Friday, June 08, 2007

Sentuhan perih dari seorang Wayan Jabut

Melihat semut ditempat yang jauh lebih mudah daripada menatap gajah di depan mata.
mungkin itulah kata-kata yang cocok untuk seorang yang berpengaruh seperti I Wayan Jabut, yang melontarkan pertanyaan yang menggelikan kepada Ni Wayan Eka Ristiani dalam acara pemilihan jegeg bagus pemuda Sawangan. Ni Wayan Eka Ristiani adalah anak pertama dari I Made Gati, masih termasuk trah/warih I Nyoman Beled. "Setujukah anda adanya sex bebas dalam kehidupan muda mudi jaman sekarang", mungkin itulah lebih kurang pertanyaan yang terlontar dari I Wayan Jabut untuk Eka Ristiani. Pertanyaan yang mengundang respon pemuda, terbukti dengan terlontarnya bahasa "uuu......., munafik munafik......, membuat perasaan risih bagi Eka Ristiani, sambil menjawab dengan bahasa yang terbata-bata dan nyaris tak terjawab.....
Oleh karena adanya pertanyaan seperti itu, keluarga besar I Made Gati merasa tercoreng harga dirinya. Kalaupun anaknya memang paham dan sebagai pelaku sex bebas sekalipun tetapi bukan hak mereka untuk membeberkan di depan publik tentang kenistaan keluarga I Made Gati. Dan seharusnyalah kita berkaca kepada diri sendiri "seperti apakah keluarga kita..? Suda benarkah keluarga kita..? dan Siapakah saya sesungguhnya....?. Bukan malah bertanya siapakah diri anda....?, Mau jadi apakah anda....?.
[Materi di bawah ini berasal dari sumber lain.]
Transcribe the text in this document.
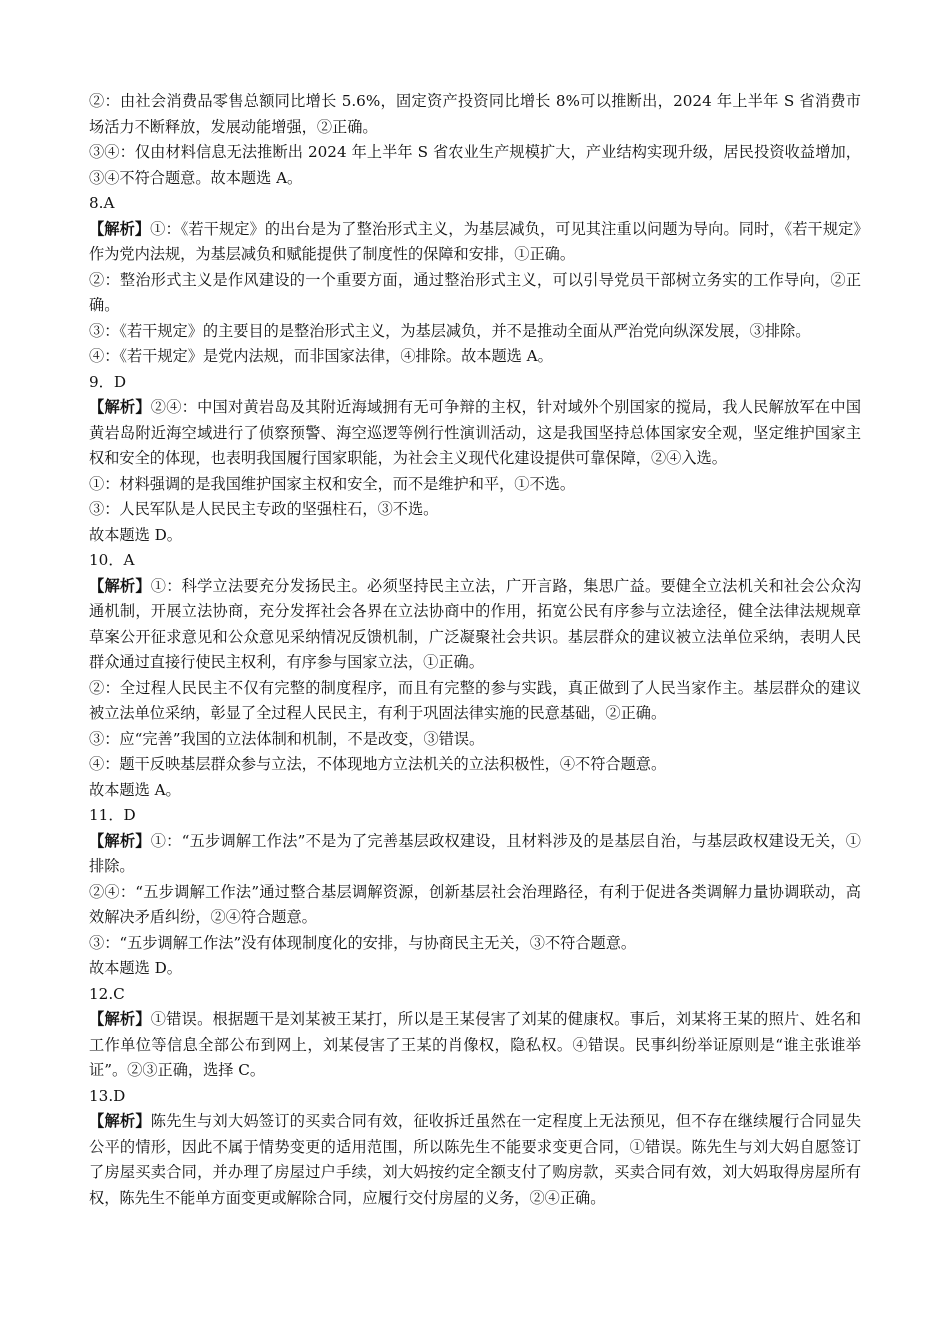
②：由社会消费品零售总额同比增长 5.6%，固定资产投资同比增长 8%可以推断出，2024 年上半年 S 省消费市场活力不断释放，发展动能增强，②正确。

③④：仅由材料信息无法推断出 2024 年上半年 S 省农业生产规模扩大，产业结构实现升级，居民投资收益增加，③④不符合题意。故本题选 A。

8.A

【解析】①：《若干规定》的出台是为了整治形式主义，为基层减负，可见其注重以问题为导向。同时，《若干规定》作为党内法规，为基层减负和赋能提供了制度性的保障和安排，①正确。

②：整治形式主义是作风建设的一个重要方面，通过整治形式主义，可以引导党员干部树立务实的工作导向，②正确。

③：《若干规定》的主要目的是整治形式主义，为基层减负，并不是推动全面从严治党向纵深发展，③排除。

④：《若干规定》是党内法规，而非国家法律，④排除。故本题选 A。

9．D

【解析】②④：中国对黄岩岛及其附近海域拥有无可争辩的主权，针对域外个别国家的搅局，我人民解放军在中国黄岩岛附近海空域进行了侦察预警、海空巡逻等例行性演训活动，这是我国坚持总体国家安全观，坚定维护国家主权和安全的体现，也表明我国履行国家职能，为社会主义现代化建设提供可靠保障，②④入选。

①：材料强调的是我国维护国家主权和安全，而不是维护和平，①不选。

③：人民军队是人民民主专政的坚强柱石，③不选。

故本题选 D。

10．A

【解析】①：科学立法要充分发扬民主。必须坚持民主立法，广开言路，集思广益。要健全立法机关和社会公众沟通机制，开展立法协商，充分发挥社会各界在立法协商中的作用，拓宽公民有序参与立法途径，健全法律法规规章草案公开征求意见和公众意见采纳情况反馈机制，广泛凝聚社会共识。基层群众的建议被立法单位采纳，表明人民群众通过直接行使民主权利，有序参与国家立法，①正确。

②：全过程人民民主不仅有完整的制度程序，而且有完整的参与实践，真正做到了人民当家作主。基层群众的建议被立法单位采纳，彰显了全过程人民民主，有利于巩固法律实施的民意基础，②正确。

③：应“完善”我国的立法体制和机制，不是改变，③错误。

④：题干反映基层群众参与立法，不体现地方立法机关的立法积极性，④不符合题意。

故本题选 A。

11．D

【解析】①：“五步调解工作法”不是为了完善基层政权建设，且材料涉及的是基层自治，与基层政权建设无关，①排除。

②④：“五步调解工作法”通过整合基层调解资源，创新基层社会治理路径，有利于促进各类调解力量协调联动，高效解决矛盾纠纷，②④符合题意。

③：“五步调解工作法”没有体现制度化的安排，与协商民主无关，③不符合题意。

故本题选 D。

12.C

【解析】①错误。根据题干是刘某被王某打，所以是王某侵害了刘某的健康权。事后，刘某将王某的照片、姓名和工作单位等信息全部公布到网上，刘某侵害了王某的肖像权，隐私权。④错误。民事纠纷举证原则是“谁主张谁举证”。②③正确，选择 C。

13.D

【解析】陈先生与刘大妈签订的买卖合同有效，征收拆迁虽然在一定程度上无法预见，但不存在继续履行合同显失公平的情形，因此不属于情势变更的适用范围，所以陈先生不能要求变更合同，①错误。陈先生与刘大妈自愿签订了房屋买卖合同，并办理了房屋过户手续，刘大妈按约定全额支付了购房款，买卖合同有效，刘大妈取得房屋所有权，陈先生不能单方面变更或解除合同，应履行交付房屋的义务，②④正确。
Untuk Organisasi Pemuda, agar setiap membuat acara apapun bentuknya bijak dalam memilah-milah dan secara profesional berpikir, tujuan apakah yang akan kita raih dengan adanya kegiatan yang kita rencanakan....?. Harusnya jelas, aktual dan able to be acknowleged for the future, not only at present.

Libatkan penglingsir dan prajuru dalam setiap merencanakan kegiatan......
Jangan sampai menyentuh hak asasi orang lain...... agar tidak berurusan dengan hukum...
Semoga pelajaran ini menjadikan organisasi pemuda ini menjadi lebih dewasa...


Namaste


"Om Samaniwah akusih samaniwah dayaniwah, samanamas to va mano Jatihva susaha sati."

OM Hyang widhi, satukanlah kami dalam pemikiran, dalam pendapat, dalam
perkataan, serta pelaksanaan yang berdasarkan mufakat, seperti halnya para Deva
yang bersatu padu dalam membangun sorga kehidupan.